Mengusung tema penyelamatan lingkungan, karya-karya mereka pun cukuplan dibilang unik. Pasalnya, material untuk bahan pakaian diambil dari sejumlah material barang bekas, seperti bola plastik, seng, tali sepatu, ban bekas motor, batok kelapa, CD (compact disc) hingga koran bekas.
Dengan bermodalkan imajinasi dan kreativitas, barang-barang tersebut disulap menjadi model pakaian yang tak pernah terlintas sebelumnya. Yang tak kalah menarik, pakaian tersebut tentu saja dibuat nyaman untuk para pemakainya.
"Pakaian yang kita rancang tentu saja harus didesain nyaman buat pemakainya," ujar Nisya, salah satu desainer yang mengusung konsep Flight 2020 untuk pakaian rancangannya. Dengan konsepnya itu, Nisya, memanfaatkan material ban bekas motor untuk rancangannya. Menurut Nisya, barang apapun, termasuk ban bekas, bukan hal yang tak mungkin untuk didaur ulang menjadi produk pakaian, asalkan dibutuhkan kreativitas dan keulatan yang tinggi.
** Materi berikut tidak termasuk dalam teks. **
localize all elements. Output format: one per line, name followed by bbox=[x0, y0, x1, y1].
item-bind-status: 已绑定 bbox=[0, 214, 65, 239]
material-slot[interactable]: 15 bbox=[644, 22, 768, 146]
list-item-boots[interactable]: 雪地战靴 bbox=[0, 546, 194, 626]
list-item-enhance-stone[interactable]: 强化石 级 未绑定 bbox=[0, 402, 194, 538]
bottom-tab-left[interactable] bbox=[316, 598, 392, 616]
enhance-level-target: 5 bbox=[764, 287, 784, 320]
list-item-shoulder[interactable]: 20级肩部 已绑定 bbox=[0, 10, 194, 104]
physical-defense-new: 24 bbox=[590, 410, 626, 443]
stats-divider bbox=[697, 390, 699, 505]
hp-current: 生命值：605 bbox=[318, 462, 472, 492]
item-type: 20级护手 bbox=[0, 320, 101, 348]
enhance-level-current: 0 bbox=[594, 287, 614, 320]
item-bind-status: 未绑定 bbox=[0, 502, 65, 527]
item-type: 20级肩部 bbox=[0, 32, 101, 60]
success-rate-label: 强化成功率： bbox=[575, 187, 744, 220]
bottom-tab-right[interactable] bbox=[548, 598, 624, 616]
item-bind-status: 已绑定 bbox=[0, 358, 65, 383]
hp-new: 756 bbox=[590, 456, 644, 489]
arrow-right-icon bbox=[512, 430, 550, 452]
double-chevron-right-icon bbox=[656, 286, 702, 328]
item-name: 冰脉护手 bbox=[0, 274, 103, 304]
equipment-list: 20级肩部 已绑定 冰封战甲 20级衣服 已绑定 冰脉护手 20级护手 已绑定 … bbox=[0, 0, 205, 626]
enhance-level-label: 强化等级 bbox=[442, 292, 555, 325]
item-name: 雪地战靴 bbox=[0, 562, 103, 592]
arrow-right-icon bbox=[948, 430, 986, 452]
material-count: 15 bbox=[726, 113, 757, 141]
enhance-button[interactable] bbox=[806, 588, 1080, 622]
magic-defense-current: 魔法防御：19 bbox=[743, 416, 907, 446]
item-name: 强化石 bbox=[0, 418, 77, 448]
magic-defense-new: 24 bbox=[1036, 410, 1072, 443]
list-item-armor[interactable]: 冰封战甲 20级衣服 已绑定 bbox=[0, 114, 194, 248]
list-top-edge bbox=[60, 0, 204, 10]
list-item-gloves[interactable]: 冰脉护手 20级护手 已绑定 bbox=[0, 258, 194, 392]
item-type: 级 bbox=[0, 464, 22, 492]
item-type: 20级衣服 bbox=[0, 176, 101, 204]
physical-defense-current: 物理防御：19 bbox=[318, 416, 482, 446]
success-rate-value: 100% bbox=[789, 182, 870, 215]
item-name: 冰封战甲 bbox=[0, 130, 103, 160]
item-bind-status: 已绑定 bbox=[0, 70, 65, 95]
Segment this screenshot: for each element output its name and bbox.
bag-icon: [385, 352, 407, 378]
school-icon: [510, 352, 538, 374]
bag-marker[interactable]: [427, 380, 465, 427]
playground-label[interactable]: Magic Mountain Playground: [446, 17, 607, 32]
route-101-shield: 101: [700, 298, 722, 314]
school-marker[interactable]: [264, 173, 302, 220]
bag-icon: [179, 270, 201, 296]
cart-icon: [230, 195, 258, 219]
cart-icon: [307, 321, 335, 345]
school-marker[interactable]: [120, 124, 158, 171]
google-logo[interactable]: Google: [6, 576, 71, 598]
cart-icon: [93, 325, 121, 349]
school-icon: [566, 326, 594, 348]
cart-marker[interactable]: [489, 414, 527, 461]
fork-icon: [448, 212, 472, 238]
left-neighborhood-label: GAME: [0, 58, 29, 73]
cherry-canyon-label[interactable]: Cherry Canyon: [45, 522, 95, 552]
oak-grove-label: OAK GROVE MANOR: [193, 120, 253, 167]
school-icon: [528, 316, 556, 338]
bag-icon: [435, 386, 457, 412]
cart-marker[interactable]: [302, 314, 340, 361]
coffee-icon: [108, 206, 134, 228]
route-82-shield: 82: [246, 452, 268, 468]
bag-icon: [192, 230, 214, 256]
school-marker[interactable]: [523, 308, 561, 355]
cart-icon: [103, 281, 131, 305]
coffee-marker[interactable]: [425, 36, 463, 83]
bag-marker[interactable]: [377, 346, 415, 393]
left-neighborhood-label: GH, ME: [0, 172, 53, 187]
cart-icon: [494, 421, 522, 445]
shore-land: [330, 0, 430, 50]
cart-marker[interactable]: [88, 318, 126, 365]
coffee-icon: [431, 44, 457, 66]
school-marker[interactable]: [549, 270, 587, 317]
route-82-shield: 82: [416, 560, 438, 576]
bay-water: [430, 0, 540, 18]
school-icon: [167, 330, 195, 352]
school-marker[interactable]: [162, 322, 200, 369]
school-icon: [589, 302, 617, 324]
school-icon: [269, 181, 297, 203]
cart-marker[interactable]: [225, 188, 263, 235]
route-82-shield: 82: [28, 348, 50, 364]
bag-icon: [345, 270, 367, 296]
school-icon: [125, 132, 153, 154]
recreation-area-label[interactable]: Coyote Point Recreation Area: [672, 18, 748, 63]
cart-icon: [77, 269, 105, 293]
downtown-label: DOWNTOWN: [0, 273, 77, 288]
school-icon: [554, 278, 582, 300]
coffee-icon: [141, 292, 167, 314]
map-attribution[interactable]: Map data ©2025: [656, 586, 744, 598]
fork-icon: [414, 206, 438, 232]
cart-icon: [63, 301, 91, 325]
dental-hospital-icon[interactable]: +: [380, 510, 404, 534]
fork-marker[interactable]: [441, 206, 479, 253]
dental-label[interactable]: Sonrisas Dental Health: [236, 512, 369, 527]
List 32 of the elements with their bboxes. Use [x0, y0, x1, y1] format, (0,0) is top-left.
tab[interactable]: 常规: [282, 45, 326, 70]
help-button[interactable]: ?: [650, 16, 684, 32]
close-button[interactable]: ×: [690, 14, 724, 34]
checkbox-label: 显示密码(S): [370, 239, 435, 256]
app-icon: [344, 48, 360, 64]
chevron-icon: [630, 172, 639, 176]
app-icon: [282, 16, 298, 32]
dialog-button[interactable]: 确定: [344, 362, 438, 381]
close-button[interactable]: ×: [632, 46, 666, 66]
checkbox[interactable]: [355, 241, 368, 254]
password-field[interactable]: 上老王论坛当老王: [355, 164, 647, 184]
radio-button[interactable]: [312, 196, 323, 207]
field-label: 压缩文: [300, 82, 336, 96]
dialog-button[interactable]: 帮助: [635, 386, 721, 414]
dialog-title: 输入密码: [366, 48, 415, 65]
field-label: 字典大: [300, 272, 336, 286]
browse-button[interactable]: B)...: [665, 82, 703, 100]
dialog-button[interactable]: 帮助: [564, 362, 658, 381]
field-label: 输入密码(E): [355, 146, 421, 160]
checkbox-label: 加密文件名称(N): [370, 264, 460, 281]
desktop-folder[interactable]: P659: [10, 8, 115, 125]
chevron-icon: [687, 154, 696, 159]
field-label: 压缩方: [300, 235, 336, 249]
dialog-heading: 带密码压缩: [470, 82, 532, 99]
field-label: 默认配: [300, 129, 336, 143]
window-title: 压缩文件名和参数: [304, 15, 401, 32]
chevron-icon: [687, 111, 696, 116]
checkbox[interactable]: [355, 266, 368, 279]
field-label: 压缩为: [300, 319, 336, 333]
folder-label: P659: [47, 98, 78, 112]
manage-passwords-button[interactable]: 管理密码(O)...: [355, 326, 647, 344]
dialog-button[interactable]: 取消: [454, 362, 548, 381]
Jika Nisya memanfaatkan ban bekas, lain cerita dengan Lia. Limbah seng, yang dianggap muskil dijadikan model pakaian, justru di tangan Lia menjadi model pakaian yang terlihat garang. Saat seorang model mengenakan pakaian rancangannya, ia pun tampil bak seorang ksatria perempuan, Xena. Tak heran kalau ia memberi judul untuk rancangannya dengan nama Warrior Princes.
Beragam rancancang disuguhkan dalam pertunjukan eco-fashion, yang menjadi bagian dari kampanye "Ayo Hijaukan Lingkungan Kita!" itu. Selain, memanfaatkan kedua material di atas, karpet plastik dengan tekstur kayu, atau bahkan CD bekas pakai pun disulap menjadi model pakaian yang terlihat menarik.
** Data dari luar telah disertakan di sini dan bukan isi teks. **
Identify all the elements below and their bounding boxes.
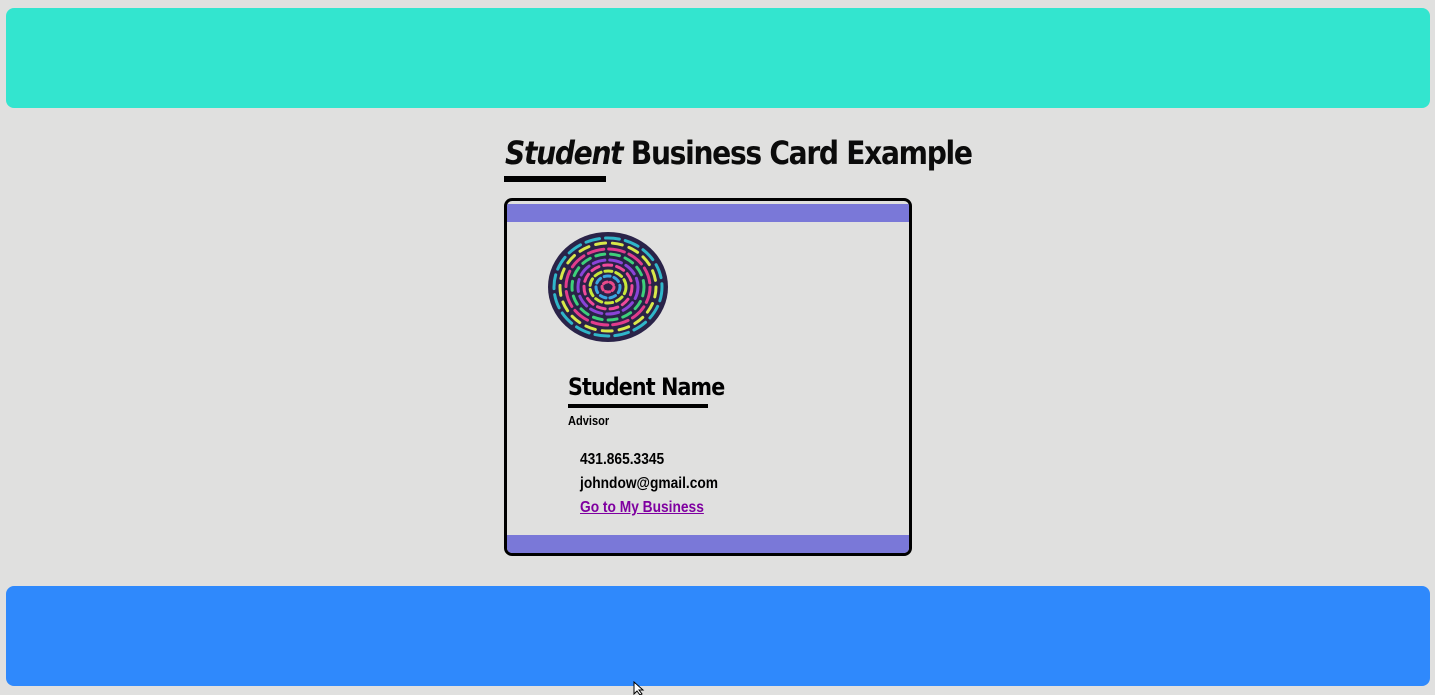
title-underline: [504, 176, 606, 182]
name-underline: [568, 404, 708, 408]
card-bottom-bar: [507, 535, 909, 553]
email-address: johndow@gmail.com: [580, 475, 719, 492]
bottom-banner: [6, 586, 1430, 686]
business-card: Student Name Advisor 431.865.3345 johndo…: [504, 198, 912, 556]
card-top-bar: [507, 204, 909, 222]
spiral-art-icon: [548, 232, 668, 342]
page-title-emphasis: Student: [505, 134, 624, 172]
business-link[interactable]: Go to My Business: [580, 499, 704, 517]
top-banner: [6, 8, 1430, 108]
page-title: Student Business Card Example: [505, 130, 973, 176]
student-name: Student Name: [568, 373, 725, 401]
phone-number: 431.865.3345: [580, 451, 665, 468]
role-label: Advisor: [568, 413, 610, 428]
mouse-cursor-icon: [633, 681, 645, 695]
page-title-rest: Business Card Example: [622, 134, 973, 172]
Menurut Yuvie Safitri, dosen pengajar STSI, bahan yang digunakan untuk rancangan mahasisinya tersebut diambil dari bahan-bahan non-tekstil.
"Kami menyebutnya recycle fashion. Ini perkembangan dari karya-karya mereka diperkuliahan, yang biasanya merancang kostum untuk pertunjukan apa itu teater atau tari," katanya.
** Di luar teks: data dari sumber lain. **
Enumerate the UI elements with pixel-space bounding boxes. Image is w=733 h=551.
Semangat untuk ikut menyuarakan penyelamatan terhadap lingkungan menjadi dasar rancangan mahasiswinya kali ini. Menurutnya, banyak dari masyarakat yang memandang sampah menjadi hal yang tak berguna. "Padahal kalau kita mau mengubahnya menjadi sesuatu yang berguna tidak ada yang tak mungkin," katanya.
Tak hanya sekedar menyuarakan kampanye lingkungan, lewat ajang ini, Yuvie berharap kegiatan Eco-Fashion tersebut bisa memancing minat para desainer di Bandung, khususnya, untuk secara bersama-sama mewujudkan Bandung sebagai kota fashion.
"Ke depan kita berharap komunitas yang kami bangun bisa semacam IPMI (Ikatan Perancang Muda Indonesia) indie," harapnya.